Conference promotes best practice in higher education management through benchmarking

Benchmarking - defining a level of performance and then seeking out good practice to improve on that performance - is the subject of a conference today (18 March) run by the Higher Education Funding Council for England (HEFCE).

Benchmarking has been used in the private sector for many years, but to date there has been relatively limited use within the higher education and the public sector.

Through HEFCE's Good Management Practice programme, higher education institutions have received funding for a range of projects to improve management processes, several of which feature benchmarking (see note 2).

Nearly 200 people attended the conference, with delegates and speakers from higher education institutions, central government departments, the Public Sector Benchmarking Service, the British Quality Foundation and UNESCO.
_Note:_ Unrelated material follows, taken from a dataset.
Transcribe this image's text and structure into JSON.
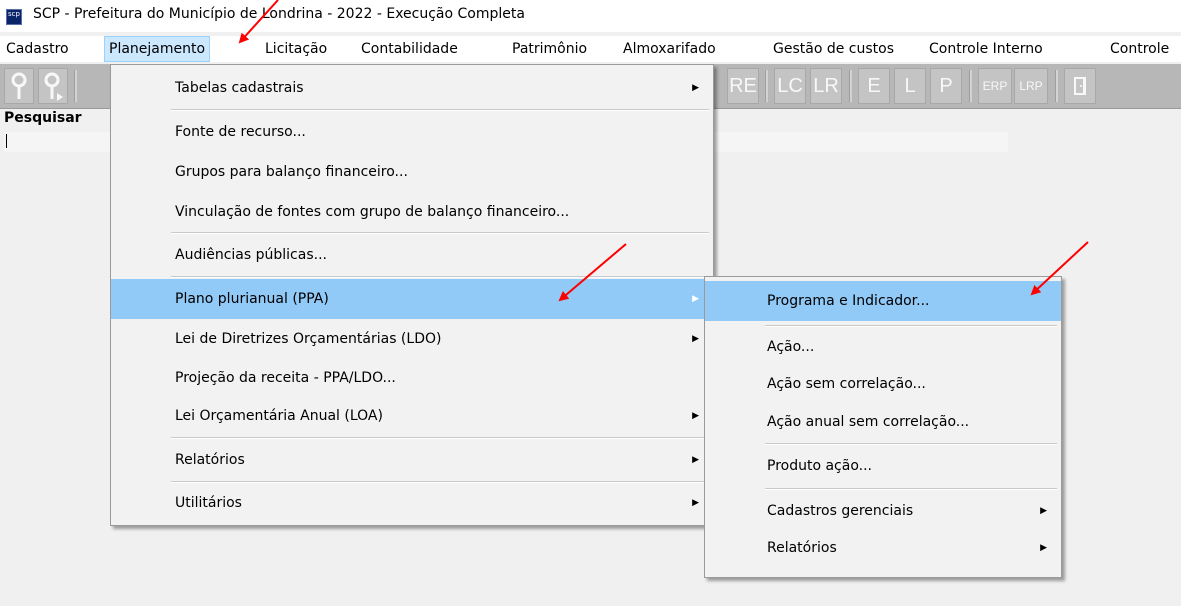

Giving the closing plenary address at the conference, The Rt Hon Mr Paul Boateng MP, Chief Secretary to the Treasury, said:

'More money is going into education, and higher education will feel the benefit. But investment on its own is not enough. That investment must be matched with reform - reforms to structures and to funding arrangements - with the Government pointing the way forward in the recent HE white paper. And it means a responsibility on the higher education institutions themselves, to look at their own systems, their own processes, and their own management procedures, to make them real and relevant to the concerns of students, academics, and society. I support today's conference as a tool for addressing these important issues.'

HEFCE's Director of Finance and Corporate Resources, Steve Egan, noted:

'The UK higher education sector is genuinely world-class, creating high employability for its graduates and excellent research. But to stay that way, the sector needs to continually innovate and improve. Higher education institutions have proved they are keen to share best practice and keen to learn from others. HEFCE, working with the sector, has actively promoted - and funded - many collaborative management improvement projects. We will continue to do this to help the sector maintain its high reputation in UK and around the world.'

END

Notes

1.    HEFCE has allocated £10 million to the Good Management Practice programme, which funds collaborative management improvement projects run by higher education institutions and HE sector representative bodies.

2.    Examples of projects using benchmarking to improve management are:

  • Association of Managers in Higher Education Colleges - this well-established network of higher education colleges is benchmarking performance and practice in several areas, including learning resources, residences, procurement, marketing and quality assurance.
  • English Universities Benchmarking Club - a consortium of research-led civic universities. It is benchmarking processes around several aspects of 'the student experience'. For example, it is comparing best practice in enrolment procedures, streamlining them to save time for staff and students.

3.    Paul Boateng chairs the Public Services Productivity Panel at HM Treasury. This small group of senior business people and public sector managers was established to identify ways to improve the productivity of the public sector.